Flap Gurney
Le flap Gurney (en anglais Gurney Flap ou wicker bill spoiler) est une petite réglette installée le long du bord de fuite d'une aile (ou un aileron). Elle est typiquement installée à angle droit du gradient de pression sur le profil aérodynamique[1] et mesure 1 à 2 % de la longueur de la corde[2]. Cet appendice aérodynamique permet d'améliorer la performance d'un profil simple à un niveau équivalent à celui d'un profil hautes performances au design plus complexe[3].
Le principe de fonctionnement du flap consiste à augmenter la pression sur l'intrados et à la diminuer sur l'extrados, et à aider la couche limite à rester collée à l'extrados depuis le bord d'attaque jusqu'au bord de fuite[4].
Les flaps Gurney sont généralement rencontrés en course automobile, ou sur les plans horizontaux des hélicoptères, ou sur les avions qui nécessitent une grand portance, comme ceux de la publicité aérienne[5].
Le nom du flap Gurney vient du nom de son inventeur, le pilote de course américain Dan Gurney[6],[7].
Histoire
modifierLes premières expérimentations du flap ont eu lieu au début des années 1970 et elles furent réalisées par le pilote automobile Dan Gurney (qui a été mis au défi de le faire par son compatriote le pilote américain Bobby Unser), sous la forme d'une cornière métallique rigidement fixée en haut du bord de fuite des ailerons arrière de ses monoplaces.
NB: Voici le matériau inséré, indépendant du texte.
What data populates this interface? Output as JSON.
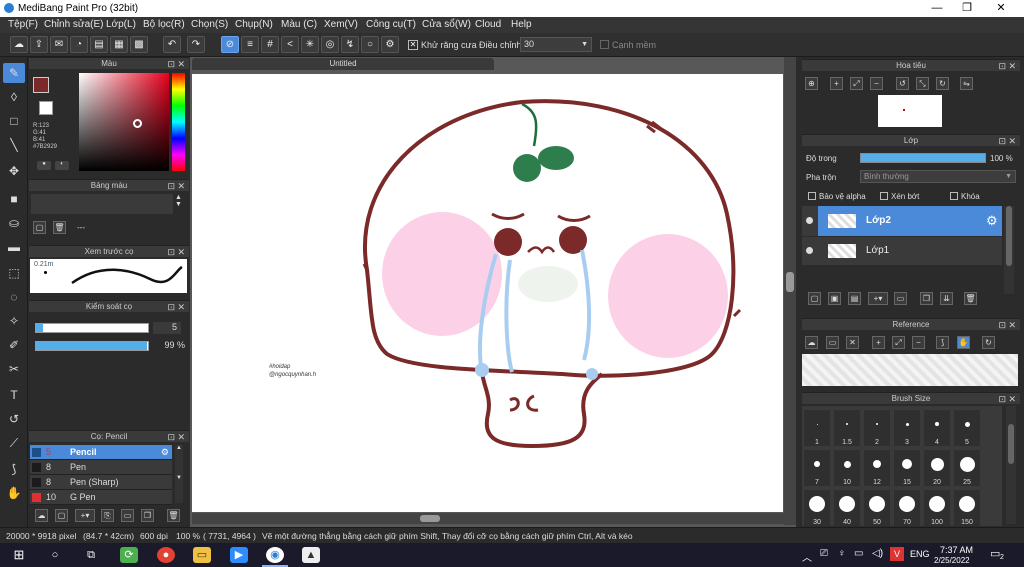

Cet équipement a été installé pointant vers le haut pour augmenter la déportance générée par l'aileron ce qui améliore la traction[4]. Les tests du dispositif ont permis de constater qu'il apportait un gain de vitesse appréciable, tant dans les lignes droites que dans les virages[8].
La première application du flap date de 1971[9]. À cette époque, Gurney avait pris sa retraite en tant que pilote et dirigeait sa propre écurie de course, All American Racers. Pendant les séances d'essais sur le circuit Phoenix International Raceway, son pilote Bobby Unser s'est plaint des performances de sa monoplace. Pour redonner confiance à son pilote avant la course, Gurney se rappela des expérimentations réalisées dans les années 1950 par certaines écuries automobiles sur des spoilers fixés à l'arrière des carrosseries pour neutraliser la portance qui soulevait les voitures (à ce stade des développements les ailerons n'étaient pas vus comme des dispositifs pour améliorer la performance, mais des dispositifs pour neutraliser l'action déstabilisatrice et potentiellement dangereuse de la portance aérodynamique). Gurney décida d'ajouter un spoiler au bord de fuite de l'aileron arrière[10]. Le flap fut fabriqué et installé en moins d'une heure, mais il n'y eut aucune amélioration des temps au tour pendant les essais qui suivirent. Unser et Gurney en discutèrent ensemble et ce dernier réalisa que la voiture était déséquilibrée et subissait un gros sous-virage en raison d'un manque d'appui sur l'avant. Le problème fut vite corrigé en en ajoutant de l'appui à l'avant[6].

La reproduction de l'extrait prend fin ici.